In the Beginning

The roadside kilometre posts  suggest that its a mere 1,020 km to the capital, only the bike computer has a score of 1,600 km. 

What these bald scores don’t tell are the circuitous deviations that riding the Chilean coastline entail as opposed to the Central Valley’s autopista. One is a collection of map navigations and rolling hills the other entails keeping to the right and heading interminably south. One is peaceful, if you can ignore the lactated muscles and the ear blood pounding, the other has goods traffic and their attendant effluvias. One has curiosities and interests, the other has a linear direction and speed. One has fishing caletas where the boats are hauled out by oxen and surfers bob in offshore, the other an easy way to the ‘muy hermoso’…. ‘the beautiful south’.

There’s attractions to both. You make your choice.

The last time that we visited Valparaíso, we headed north, so it would seem logical that we would start this tour in the capital’s sea port and head south. A chronological succession, a linear progression, that with time will lead to a completion. It was also a chance to revisit a town with some of the best street art in Latin America. Many of the murals have been painted over, new material confirming the mantra of wall art’s transience.  However, one of my favourite pieces still sits on a steep street corner, the simple message, advice for our lives…”use the bike”. Wishful thoughts in a city of multitudinous hills, where ascensores connect barrios and steps connect streets, lifts that clamber cliffs, staircases that count in hundreds, an easy place to wander aimlessly, to explore serendipitously. 

Which is how we get gassed.

The university students are revolting. Black bilious reek is roiling out from between two buildings, a squad of riot shielded carabineros loiter on the corner, a  militarised  canon hoses water into the side street, a rattle of popping noises, spent cartridges litter the carriageway.   

Your street sense takes its cues from the behaviour of the locals around you. Nobody seems unduly perturbed; sure, the traffic is snarled up on the diverted street, but it is rush hour.  People are wandering past, chatting with friends, taking photos’, interrogating  ‘phones. Then one of my eyes starts to water… teargas…. probably time to turnaround and find another street. 

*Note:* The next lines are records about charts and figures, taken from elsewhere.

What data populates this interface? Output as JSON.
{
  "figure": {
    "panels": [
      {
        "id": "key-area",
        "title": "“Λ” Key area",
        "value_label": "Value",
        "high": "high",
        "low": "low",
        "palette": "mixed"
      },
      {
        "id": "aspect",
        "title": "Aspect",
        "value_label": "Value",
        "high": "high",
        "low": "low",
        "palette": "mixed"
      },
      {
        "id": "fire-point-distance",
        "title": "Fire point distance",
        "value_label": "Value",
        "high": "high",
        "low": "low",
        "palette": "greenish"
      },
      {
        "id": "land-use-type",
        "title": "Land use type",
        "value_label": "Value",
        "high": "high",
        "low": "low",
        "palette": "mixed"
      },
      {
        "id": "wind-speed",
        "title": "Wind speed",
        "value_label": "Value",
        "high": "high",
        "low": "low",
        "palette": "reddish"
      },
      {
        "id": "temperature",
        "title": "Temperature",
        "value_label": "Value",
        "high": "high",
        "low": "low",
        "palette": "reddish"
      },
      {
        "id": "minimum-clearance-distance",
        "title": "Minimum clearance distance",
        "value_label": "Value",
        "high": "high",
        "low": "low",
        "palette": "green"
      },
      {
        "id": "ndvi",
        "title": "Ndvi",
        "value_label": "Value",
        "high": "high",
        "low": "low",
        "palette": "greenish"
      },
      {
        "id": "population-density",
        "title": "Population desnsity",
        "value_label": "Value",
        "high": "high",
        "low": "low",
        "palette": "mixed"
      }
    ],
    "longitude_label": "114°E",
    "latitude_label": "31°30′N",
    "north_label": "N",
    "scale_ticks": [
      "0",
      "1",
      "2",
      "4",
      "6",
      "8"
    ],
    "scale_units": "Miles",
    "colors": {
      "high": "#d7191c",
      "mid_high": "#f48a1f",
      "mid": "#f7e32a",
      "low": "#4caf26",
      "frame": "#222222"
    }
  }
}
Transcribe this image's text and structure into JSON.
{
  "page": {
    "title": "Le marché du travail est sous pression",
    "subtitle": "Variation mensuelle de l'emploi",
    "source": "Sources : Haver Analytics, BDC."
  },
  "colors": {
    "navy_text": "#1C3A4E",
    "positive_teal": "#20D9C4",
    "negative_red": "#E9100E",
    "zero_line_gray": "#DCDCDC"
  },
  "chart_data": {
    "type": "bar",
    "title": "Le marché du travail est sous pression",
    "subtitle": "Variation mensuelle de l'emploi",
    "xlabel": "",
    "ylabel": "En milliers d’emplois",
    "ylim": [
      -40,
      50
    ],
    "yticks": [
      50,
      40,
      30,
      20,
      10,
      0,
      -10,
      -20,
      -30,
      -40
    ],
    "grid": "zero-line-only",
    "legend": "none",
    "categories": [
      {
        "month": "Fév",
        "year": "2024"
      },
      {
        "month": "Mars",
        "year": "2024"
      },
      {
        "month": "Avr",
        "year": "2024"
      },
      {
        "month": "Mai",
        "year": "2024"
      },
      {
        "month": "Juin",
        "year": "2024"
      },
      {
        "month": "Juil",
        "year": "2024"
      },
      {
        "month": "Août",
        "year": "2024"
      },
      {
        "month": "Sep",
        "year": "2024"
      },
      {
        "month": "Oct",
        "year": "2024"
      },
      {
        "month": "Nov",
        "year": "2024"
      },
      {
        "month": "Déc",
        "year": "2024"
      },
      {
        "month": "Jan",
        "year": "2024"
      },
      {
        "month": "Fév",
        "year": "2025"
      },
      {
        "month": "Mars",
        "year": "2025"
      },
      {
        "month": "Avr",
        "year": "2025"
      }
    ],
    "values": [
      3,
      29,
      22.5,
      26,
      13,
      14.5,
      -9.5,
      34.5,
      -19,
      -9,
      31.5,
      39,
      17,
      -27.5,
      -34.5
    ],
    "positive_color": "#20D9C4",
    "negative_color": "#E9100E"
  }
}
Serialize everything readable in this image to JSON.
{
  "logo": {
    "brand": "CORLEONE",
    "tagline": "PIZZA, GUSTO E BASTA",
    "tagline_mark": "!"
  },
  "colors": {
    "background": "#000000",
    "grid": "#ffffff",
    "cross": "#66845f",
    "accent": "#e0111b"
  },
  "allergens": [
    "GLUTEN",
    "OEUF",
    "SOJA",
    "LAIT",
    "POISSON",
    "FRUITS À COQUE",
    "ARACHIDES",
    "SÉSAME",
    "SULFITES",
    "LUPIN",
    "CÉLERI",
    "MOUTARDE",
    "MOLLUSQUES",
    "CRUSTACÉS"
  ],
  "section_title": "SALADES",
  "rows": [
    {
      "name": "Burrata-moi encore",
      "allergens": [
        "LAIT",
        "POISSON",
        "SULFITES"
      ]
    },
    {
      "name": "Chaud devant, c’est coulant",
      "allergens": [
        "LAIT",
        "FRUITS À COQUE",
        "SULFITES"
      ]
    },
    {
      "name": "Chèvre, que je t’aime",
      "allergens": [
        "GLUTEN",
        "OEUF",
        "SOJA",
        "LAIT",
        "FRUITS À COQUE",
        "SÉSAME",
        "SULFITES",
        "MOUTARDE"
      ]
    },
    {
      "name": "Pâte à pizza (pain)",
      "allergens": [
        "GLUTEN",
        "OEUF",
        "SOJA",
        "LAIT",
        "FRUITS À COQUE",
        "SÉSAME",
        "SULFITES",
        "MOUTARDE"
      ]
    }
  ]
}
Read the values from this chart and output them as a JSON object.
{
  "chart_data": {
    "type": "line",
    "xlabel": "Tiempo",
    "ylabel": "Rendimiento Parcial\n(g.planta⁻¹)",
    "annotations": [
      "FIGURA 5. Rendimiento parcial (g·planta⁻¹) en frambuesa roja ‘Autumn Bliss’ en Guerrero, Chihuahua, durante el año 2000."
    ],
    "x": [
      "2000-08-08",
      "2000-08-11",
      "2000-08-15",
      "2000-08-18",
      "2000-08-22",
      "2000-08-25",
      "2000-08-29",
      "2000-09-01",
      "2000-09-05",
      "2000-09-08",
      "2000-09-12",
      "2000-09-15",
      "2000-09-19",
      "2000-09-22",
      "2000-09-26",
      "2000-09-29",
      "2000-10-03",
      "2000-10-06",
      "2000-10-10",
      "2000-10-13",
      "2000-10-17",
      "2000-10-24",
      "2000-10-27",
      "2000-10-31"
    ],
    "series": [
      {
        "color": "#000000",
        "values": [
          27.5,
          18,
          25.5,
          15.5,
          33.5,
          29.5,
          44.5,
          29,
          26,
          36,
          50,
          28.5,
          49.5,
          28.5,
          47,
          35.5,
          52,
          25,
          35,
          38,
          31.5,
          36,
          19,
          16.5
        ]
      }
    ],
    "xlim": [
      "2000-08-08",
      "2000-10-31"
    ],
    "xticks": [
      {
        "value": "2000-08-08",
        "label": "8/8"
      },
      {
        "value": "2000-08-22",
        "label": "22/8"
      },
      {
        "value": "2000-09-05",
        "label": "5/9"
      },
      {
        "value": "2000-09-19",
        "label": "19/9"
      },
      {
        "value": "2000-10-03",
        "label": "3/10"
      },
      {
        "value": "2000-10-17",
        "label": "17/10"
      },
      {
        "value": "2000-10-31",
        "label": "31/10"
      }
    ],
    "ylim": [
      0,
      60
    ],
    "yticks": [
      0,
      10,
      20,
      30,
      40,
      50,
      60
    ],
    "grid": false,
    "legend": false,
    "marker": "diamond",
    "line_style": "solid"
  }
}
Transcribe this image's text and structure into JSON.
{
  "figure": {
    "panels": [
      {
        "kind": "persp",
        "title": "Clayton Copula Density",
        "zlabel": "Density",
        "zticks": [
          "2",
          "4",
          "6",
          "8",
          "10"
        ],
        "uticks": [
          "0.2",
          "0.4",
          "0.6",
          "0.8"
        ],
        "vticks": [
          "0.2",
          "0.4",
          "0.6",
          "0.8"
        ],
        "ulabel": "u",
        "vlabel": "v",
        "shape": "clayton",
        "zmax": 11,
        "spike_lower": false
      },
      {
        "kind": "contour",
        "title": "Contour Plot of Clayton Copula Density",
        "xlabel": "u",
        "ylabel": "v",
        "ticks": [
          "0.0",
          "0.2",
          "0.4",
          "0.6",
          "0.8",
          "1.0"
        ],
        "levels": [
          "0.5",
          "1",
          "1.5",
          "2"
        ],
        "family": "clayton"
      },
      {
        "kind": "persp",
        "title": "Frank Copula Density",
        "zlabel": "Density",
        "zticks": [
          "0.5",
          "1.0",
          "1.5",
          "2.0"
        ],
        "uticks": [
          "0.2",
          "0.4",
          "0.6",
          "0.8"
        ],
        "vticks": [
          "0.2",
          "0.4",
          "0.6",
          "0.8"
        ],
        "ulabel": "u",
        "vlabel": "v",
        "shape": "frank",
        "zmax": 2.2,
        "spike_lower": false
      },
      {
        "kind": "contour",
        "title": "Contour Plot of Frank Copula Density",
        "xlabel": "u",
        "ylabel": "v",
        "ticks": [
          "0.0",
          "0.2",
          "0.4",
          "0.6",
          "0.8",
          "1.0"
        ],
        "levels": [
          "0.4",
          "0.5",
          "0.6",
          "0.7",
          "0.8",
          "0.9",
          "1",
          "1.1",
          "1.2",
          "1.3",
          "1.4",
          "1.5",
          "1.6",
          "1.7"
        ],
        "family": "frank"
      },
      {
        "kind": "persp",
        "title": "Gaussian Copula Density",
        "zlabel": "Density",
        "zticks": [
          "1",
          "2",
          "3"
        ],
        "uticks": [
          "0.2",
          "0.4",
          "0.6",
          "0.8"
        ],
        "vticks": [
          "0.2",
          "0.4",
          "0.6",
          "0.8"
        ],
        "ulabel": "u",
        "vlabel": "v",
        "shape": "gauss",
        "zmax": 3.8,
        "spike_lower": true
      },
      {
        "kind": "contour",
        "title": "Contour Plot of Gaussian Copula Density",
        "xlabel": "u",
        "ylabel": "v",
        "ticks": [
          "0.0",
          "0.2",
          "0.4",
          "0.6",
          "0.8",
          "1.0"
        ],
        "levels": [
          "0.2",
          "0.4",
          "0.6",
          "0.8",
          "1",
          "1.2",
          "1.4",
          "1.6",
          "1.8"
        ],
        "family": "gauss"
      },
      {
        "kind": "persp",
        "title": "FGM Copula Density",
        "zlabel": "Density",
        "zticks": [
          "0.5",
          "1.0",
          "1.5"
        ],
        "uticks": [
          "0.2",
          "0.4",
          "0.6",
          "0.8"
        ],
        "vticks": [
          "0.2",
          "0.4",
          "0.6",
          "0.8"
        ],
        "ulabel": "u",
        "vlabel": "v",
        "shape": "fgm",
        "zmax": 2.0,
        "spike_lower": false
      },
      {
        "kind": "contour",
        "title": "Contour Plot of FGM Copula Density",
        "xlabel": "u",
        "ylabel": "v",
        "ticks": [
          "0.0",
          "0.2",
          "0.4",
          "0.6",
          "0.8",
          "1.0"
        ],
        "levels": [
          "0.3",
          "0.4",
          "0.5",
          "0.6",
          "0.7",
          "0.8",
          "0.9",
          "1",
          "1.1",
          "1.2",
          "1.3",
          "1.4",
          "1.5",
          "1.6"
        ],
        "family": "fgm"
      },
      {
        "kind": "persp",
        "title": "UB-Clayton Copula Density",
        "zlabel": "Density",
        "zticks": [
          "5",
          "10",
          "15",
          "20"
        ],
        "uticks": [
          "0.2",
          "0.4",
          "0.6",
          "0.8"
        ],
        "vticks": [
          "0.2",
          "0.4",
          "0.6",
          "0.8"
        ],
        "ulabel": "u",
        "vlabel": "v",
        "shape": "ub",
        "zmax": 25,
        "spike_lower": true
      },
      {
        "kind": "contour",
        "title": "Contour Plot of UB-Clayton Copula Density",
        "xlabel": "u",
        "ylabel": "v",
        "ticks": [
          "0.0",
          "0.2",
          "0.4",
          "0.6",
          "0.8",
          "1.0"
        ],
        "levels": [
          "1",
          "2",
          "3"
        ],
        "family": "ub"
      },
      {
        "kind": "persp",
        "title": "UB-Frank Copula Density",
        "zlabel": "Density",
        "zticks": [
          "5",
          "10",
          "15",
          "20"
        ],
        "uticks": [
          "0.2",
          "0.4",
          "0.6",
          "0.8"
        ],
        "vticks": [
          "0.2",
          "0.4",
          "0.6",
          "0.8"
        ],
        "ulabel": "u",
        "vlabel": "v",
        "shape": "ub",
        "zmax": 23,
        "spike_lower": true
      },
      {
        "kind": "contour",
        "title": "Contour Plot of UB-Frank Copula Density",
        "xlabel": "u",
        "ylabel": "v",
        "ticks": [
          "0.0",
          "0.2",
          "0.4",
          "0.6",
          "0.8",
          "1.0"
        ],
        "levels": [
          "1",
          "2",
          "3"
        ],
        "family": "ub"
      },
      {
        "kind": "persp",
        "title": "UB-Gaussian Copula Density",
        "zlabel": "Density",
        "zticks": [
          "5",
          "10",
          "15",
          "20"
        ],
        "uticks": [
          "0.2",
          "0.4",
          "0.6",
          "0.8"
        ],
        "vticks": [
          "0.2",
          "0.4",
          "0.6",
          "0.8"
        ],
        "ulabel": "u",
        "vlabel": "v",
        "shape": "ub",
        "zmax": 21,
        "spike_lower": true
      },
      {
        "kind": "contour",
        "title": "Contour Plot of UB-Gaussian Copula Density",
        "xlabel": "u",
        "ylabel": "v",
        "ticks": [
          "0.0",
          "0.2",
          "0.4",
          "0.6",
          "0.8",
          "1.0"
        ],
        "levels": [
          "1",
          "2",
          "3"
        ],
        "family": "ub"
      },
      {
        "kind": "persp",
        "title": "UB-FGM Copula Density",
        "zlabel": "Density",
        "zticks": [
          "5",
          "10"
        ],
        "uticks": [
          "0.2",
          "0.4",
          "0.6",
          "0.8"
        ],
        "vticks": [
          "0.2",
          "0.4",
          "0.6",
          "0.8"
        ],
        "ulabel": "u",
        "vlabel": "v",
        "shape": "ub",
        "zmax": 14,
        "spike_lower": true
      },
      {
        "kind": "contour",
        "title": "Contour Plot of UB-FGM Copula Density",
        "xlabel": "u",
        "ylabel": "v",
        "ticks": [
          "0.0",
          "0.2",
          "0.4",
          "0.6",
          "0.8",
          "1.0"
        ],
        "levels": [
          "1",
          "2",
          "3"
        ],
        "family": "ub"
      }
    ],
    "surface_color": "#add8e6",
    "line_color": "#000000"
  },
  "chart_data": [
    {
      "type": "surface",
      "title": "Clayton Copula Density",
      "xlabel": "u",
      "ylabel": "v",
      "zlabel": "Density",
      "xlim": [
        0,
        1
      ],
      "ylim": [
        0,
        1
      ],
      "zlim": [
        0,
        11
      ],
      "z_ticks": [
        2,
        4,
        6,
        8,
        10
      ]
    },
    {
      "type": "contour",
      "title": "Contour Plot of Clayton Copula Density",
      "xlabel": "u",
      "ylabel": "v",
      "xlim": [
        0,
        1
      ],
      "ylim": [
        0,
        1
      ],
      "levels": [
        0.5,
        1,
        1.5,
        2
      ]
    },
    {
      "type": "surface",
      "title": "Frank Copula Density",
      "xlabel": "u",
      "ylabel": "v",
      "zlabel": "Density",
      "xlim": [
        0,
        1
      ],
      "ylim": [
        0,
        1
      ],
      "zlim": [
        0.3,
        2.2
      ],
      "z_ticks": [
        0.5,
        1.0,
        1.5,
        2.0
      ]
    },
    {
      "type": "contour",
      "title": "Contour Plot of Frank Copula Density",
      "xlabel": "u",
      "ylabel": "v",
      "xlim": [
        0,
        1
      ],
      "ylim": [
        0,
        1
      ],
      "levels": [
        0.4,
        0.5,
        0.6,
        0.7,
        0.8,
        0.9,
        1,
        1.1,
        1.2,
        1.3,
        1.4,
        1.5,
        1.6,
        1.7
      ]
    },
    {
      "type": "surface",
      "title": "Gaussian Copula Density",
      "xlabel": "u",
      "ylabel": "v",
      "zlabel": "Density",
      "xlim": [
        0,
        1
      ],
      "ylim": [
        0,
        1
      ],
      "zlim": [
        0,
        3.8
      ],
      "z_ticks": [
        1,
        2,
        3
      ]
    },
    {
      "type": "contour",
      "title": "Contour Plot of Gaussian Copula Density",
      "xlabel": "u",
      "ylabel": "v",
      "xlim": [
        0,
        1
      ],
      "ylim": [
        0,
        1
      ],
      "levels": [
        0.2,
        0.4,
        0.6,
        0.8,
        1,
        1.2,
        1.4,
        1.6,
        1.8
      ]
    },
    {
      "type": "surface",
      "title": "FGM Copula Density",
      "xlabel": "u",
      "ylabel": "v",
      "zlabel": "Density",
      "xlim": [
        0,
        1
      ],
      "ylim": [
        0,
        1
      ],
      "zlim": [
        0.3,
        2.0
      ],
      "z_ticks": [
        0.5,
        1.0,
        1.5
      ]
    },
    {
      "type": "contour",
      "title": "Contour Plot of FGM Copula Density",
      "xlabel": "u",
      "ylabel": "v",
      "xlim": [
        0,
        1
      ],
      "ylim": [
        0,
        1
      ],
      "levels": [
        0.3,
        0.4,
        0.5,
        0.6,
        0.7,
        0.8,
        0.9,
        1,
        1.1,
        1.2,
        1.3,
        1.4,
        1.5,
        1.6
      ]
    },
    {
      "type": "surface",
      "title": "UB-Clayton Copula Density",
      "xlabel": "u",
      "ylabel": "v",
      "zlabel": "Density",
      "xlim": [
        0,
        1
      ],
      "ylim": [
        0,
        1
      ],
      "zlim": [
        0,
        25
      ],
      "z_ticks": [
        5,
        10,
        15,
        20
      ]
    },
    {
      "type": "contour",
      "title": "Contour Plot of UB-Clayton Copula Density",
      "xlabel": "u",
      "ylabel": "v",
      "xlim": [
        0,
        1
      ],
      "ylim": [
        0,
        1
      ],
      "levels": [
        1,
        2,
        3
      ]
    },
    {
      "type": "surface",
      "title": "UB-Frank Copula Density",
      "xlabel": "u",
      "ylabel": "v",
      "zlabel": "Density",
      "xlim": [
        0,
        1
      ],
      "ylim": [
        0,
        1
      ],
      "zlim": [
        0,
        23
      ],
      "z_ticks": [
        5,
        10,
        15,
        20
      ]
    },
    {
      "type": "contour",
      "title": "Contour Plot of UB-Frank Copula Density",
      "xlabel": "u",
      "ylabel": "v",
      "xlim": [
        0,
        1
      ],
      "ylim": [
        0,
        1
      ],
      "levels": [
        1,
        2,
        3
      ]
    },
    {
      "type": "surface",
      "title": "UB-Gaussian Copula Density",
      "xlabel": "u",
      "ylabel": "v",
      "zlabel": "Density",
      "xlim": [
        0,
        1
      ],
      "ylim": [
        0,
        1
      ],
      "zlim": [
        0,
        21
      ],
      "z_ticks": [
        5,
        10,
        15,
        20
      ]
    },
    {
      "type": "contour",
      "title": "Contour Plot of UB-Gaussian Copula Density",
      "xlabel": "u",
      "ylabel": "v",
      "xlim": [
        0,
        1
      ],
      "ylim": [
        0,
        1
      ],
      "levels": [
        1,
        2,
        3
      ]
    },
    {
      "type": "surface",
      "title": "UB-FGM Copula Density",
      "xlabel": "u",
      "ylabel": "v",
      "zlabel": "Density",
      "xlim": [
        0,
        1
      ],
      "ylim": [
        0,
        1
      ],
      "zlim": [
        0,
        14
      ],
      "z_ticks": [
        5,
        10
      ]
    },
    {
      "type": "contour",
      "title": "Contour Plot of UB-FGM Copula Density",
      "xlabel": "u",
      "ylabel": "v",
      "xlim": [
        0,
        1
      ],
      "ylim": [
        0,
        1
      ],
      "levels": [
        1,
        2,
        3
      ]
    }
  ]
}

The students’ grievances are centred on tuition fees. Governments of various colours have been fiscally prudent and managed successfully two sovereign wealth funds, primarily based on copper returns. The students are of the opinion that some of that prudence should be redistributed to them. Presently, the government disagrees. Not my dispute, but I can’t help but wonder if similar senes would be re-enacted at an Oxbridge college. 

A thousand flat kilometres against considerably more hilly ones, probably explains why we have met only one other cycle traveler. On the few occasions that we’ve graced the wide shoulder of the autopista, we’ve seen several other cycle tourers. Seen…. but not met. There’s a double height – double width crash barrier protecting a deep concrete moat that separates four lanes of grumbling traffic between us and them. It makes for a noisy, busy, but lonely journey. The autopista’s shoulder does, however? return your faith in your own ability to cycle travel, to the feeling that some form of southerly progress is being achieved. Good therapy for two days and then its time to go and find some more exquisite southern volcanoes and reflective lakes. 

Time to wander serendipitously again.